Poder Constituinte Derivado - PCD:
É o poder incumbido de modificar a Constituição Federal e também de elaborar as Constituições Estaduais.
Segundo Marcelo Alexandrino e Vicente Paulo, são características do PCD ser um poder jurídico, derivado, limitado e condicionado.
Se divide em:
Poder Constituinte Derivado Reformador (alterar a Constituição Federal de 1988, desde que respeitadas as regras estabelecidas pelo PCO: Emen.Cons); Ha limitações materiais e circunstanciais : FO (forma dederativa) DI (direitos e garantias individuais) VO (voto direto, secreto, universal e periódico) SE (separação dos poderes).
Poder Constituinte Derivado Revisor;
Poder Constituinte Derivado Decorrente: É o poder que a Constituição Federal de 1988 conferiu para que os estados-membros se auto-organizem, por meio das suas Constituições Estaduais(Art. 25.)
Poder Constituinte Difuso: Trata-se da mutação constitucional. Ou seja, é o procedimento de mudança informal da Constituição, de modo que o texto se mantém íntegro, mas muda-se a forma de interpretá-lo.
Ex.: foro por prerrogativa dos parlamentares.
São legitimados para propor a PEC
Presidente da República;
1/3, no mínimo, dos membros da Câmara dos Deputados;
1/3, no mínimo, dos membros do Senado Federal;
+ de 1/2 das Assembleias Legislativas da Federação (manifestando-se por maioria relativa de seus membros).
A PEC deve ser discutida e votada em cada casa do Congresso Nacional, em 02 turnos, por 3/5 dos votos (ou 60%) dos membros da Câmara dos Deputados e do Senado Federal para a sua aprovação (art. 60, §2º).
O Presidente da República só participa no momento da iniciativa (não fazendo parte de suas atribuições sancionar, vetar, promulgar ou mandar publicar emendas). A promulgação das emendas compete às Mesas da Câmara dos Deputados e do Senado Federal (art. 60, §1º), tendo o Congresso Nacional a atribuição de promover a sua publicação.
A matéria constante de PEC rejeitada ou havida por prejudicada não pode ser objeto de nova proposta na mesma sessão legislativa (art. 60, §5º). A sessão legislativa ordinária é anual e compreende 02 períodos legislativos (art. 57):
02 de fevereiro até 17 de julho; e
1º de agosto até 22 de dezembro.
Desse modo, a PEC rejeitada ou prejudicada só poderá ser reapresentada a partir de 02 de fevereiro do ano seguinte.
Atualmente, o STF (ADI 1.722 MC/TO) proíbe novas revisões constitucionais, pois entende que a norma se exauriu quando de sua aplicação.
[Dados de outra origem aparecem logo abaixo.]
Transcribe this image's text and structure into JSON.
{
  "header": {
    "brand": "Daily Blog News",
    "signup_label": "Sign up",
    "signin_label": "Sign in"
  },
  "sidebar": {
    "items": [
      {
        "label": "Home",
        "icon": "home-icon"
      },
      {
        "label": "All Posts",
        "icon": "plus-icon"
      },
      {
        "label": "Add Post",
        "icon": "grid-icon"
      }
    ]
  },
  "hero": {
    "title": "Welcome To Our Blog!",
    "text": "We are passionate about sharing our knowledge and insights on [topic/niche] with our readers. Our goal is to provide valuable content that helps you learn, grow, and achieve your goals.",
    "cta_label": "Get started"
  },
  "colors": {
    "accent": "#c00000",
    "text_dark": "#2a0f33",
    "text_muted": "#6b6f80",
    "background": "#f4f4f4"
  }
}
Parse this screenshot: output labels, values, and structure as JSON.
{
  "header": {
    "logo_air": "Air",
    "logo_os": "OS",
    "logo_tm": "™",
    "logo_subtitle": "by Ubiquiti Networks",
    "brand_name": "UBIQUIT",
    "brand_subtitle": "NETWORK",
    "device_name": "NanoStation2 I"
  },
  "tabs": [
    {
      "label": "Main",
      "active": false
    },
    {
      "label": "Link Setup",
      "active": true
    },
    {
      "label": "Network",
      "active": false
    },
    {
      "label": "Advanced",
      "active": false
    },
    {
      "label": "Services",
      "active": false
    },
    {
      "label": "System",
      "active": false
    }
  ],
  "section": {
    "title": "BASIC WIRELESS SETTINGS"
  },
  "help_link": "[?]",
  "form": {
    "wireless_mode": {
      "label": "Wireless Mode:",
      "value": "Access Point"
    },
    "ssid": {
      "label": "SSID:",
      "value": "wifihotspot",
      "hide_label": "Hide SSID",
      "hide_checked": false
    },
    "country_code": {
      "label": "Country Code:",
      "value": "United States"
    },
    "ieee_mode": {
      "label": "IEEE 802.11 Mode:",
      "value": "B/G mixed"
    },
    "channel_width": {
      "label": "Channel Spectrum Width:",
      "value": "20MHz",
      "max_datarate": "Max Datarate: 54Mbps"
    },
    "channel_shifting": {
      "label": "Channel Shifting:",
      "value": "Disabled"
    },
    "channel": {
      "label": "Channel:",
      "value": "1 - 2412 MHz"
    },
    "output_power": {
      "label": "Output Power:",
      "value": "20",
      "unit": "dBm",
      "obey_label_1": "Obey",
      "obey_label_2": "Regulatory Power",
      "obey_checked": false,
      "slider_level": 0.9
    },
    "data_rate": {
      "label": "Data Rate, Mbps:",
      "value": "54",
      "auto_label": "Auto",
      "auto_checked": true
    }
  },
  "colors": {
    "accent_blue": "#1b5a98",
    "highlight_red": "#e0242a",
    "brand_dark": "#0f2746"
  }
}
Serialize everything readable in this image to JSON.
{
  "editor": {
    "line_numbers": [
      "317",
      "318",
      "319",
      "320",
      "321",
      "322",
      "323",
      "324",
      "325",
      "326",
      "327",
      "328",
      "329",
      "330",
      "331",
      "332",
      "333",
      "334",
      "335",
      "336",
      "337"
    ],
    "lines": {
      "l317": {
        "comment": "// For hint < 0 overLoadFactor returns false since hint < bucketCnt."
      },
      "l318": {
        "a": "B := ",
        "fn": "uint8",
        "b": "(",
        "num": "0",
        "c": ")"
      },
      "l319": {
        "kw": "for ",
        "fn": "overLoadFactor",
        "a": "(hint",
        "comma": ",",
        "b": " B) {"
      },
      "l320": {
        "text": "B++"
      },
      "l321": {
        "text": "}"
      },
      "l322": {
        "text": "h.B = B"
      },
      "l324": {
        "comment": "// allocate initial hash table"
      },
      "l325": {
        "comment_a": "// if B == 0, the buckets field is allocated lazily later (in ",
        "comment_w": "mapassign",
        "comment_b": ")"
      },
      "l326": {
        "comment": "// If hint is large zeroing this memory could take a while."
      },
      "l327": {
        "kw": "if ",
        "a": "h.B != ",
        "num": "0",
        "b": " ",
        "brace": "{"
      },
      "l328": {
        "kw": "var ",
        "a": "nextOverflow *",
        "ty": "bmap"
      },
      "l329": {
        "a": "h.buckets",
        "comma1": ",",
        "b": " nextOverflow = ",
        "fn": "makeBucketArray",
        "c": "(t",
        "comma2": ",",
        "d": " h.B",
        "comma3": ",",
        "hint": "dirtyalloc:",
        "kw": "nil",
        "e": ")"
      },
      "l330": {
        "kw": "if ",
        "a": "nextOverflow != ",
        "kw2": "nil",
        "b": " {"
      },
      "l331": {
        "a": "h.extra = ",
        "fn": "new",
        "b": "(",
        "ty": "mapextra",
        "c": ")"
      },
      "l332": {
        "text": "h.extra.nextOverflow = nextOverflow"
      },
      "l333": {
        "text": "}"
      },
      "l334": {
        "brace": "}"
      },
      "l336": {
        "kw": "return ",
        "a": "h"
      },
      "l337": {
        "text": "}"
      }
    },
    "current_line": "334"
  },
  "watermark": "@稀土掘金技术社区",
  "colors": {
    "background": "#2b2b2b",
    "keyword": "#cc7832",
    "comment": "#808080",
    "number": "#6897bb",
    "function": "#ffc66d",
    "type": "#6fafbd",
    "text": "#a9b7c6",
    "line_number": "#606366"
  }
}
As Constituições estaduais podem permitir a proposição de emenda constitucional por iniciativa popular?
Sim.
ADI 825/AP, 2018, STF: A iniciativa popular de emenda à Constituição Estadual é compatível com a Constituição Federal, encontrando fundamento no art. 1º, parágrafo único, no art. 14, II e III e no art. 49, XV, da CF/88. Embora a Constituição Federal não autorize proposta de iniciativa popular para emendas ao próprio texto, mas apenas para normas infraconstitucionais, não há impedimento para que as Constituições Estaduais prevejam a possibilidade, ampliando a competência constante da Carta Federal.
Sim, a LODF (Lei Orgânica do DF) é uma exceção à regra, o que se deve ao fato de o DF ser considerado um ente anômalo e que ora têm competências de Estado, ora de Município.
Desse modo, o próprio STF (RE 577.025) já decidiu que a LODF tira seu fundamento de validade diretamente da própria CF/88 e, portanto, é equiparada a uma Constituição Estadual (diferentemente do que ocorre com as L.O dos Municípios, que devem tirar o fundamento de validade das C.E dos Estados a que pertencem e, posteriormente, da CF/88, nos termos do art. 11, parágrafo único, do ADCT).